Trust is such a critical component of any healthy culture. Interestingly, the behaviors, activities and methods of HCD can very often build valuable trust among cross-functional teams. We often find that when our teams are focused on the needs of real people through this way of working, it can bring the team together—and build trust—in a way that focusing strictly on business or technical parameters rarely does. That being said, the Trust Each Other value really resonates with me.

What personal mantra do you live by? 

My mantra is “Everything is a prototype”! This is a classic designer principle because we are always making new things, trying them out, learning about what worked (and what didn’t), and then iterating. I find that this mindset allows me—and the teams I am leading—to work faster and more fluidly. By approaching our work as an ever-evolving prototype, we generate outcomes that more consistently meet (and exceed) the needs of the people we are designing for and the goals of the businesses we are in service of.

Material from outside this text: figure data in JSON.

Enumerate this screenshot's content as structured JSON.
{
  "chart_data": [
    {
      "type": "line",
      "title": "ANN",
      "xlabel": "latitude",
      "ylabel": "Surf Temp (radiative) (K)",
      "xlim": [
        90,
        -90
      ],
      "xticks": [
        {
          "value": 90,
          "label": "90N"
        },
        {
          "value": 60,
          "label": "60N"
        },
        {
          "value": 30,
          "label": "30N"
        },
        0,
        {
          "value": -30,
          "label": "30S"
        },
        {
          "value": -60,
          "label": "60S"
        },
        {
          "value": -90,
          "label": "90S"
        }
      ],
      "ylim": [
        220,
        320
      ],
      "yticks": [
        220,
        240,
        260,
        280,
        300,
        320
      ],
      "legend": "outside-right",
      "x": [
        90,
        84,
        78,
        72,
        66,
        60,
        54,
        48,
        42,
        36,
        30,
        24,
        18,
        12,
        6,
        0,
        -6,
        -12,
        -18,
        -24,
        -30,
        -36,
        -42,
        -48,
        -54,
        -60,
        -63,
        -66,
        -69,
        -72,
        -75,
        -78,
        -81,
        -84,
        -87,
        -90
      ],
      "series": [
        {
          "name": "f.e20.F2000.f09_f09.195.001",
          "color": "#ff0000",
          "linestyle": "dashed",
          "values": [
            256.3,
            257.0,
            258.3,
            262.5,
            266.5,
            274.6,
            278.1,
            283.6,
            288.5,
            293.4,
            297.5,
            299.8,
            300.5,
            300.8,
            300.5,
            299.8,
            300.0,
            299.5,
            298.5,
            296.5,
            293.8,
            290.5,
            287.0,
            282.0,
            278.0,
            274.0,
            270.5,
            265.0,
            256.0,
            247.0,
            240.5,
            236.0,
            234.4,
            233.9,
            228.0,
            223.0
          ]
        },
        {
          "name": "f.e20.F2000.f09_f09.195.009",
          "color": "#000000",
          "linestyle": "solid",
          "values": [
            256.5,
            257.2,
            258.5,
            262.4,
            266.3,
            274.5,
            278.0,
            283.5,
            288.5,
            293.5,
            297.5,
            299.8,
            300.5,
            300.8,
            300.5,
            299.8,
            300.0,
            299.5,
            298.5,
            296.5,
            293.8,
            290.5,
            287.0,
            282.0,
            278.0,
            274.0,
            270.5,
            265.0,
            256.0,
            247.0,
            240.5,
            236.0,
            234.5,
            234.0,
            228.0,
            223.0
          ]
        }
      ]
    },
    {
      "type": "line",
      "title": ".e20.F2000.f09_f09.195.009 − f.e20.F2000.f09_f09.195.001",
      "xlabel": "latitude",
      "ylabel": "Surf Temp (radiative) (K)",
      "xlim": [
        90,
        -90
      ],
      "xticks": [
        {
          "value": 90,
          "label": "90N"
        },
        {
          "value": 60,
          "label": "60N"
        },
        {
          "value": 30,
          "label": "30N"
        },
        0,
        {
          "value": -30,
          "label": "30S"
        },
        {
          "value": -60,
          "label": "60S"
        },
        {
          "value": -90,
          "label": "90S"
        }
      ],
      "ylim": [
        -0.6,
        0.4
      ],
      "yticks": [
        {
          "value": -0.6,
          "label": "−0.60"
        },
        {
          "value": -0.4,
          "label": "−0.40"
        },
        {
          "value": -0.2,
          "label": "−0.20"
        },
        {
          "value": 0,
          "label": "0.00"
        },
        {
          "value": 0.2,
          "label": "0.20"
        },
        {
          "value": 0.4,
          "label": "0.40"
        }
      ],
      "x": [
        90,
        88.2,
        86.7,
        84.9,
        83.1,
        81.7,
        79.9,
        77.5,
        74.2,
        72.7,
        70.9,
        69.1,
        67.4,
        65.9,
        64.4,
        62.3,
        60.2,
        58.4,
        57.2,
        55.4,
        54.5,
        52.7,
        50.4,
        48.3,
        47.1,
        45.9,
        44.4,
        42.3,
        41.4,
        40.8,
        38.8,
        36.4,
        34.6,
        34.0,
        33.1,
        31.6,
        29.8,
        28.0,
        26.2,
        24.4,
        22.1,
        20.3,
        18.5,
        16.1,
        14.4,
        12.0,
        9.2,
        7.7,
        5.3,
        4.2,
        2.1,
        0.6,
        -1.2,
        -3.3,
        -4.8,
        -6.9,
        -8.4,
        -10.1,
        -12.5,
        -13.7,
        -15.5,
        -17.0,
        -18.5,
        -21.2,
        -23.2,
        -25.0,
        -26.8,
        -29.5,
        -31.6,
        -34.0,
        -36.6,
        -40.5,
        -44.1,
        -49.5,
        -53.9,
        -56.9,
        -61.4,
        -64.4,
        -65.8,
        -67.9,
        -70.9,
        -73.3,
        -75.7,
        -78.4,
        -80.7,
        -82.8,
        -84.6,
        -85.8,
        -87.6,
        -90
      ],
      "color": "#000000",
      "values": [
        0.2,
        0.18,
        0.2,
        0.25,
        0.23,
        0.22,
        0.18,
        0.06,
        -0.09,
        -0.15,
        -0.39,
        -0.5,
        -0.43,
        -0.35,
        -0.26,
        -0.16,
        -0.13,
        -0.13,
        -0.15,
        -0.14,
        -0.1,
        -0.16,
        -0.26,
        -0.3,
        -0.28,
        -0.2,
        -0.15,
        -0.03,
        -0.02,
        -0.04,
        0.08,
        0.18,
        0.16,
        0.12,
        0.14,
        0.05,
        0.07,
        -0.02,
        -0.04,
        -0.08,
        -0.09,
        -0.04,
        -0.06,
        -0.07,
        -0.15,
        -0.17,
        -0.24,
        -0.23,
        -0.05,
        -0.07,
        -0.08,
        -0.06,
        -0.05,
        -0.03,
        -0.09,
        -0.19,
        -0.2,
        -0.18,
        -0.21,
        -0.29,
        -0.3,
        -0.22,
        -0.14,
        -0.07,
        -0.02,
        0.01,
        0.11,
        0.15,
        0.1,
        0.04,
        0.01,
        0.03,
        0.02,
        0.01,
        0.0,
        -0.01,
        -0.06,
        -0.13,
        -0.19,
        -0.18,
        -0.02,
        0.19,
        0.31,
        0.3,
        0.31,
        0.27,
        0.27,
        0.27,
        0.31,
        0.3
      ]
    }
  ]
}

Where is the first place you want to use your travel perks? 

I love to travel, and I’ve been privileged to travel a lot in my previous jobs, so I’m eager to get back at it. The list of places I’d love to visit is outrageously long, but to pick one, I think I’d choose Japan. I’ve visited Tokyo a couple times and absolutely love it, but I’ve never been elsewhere in that country which, of course, is stunningly beautiful and culturally rich.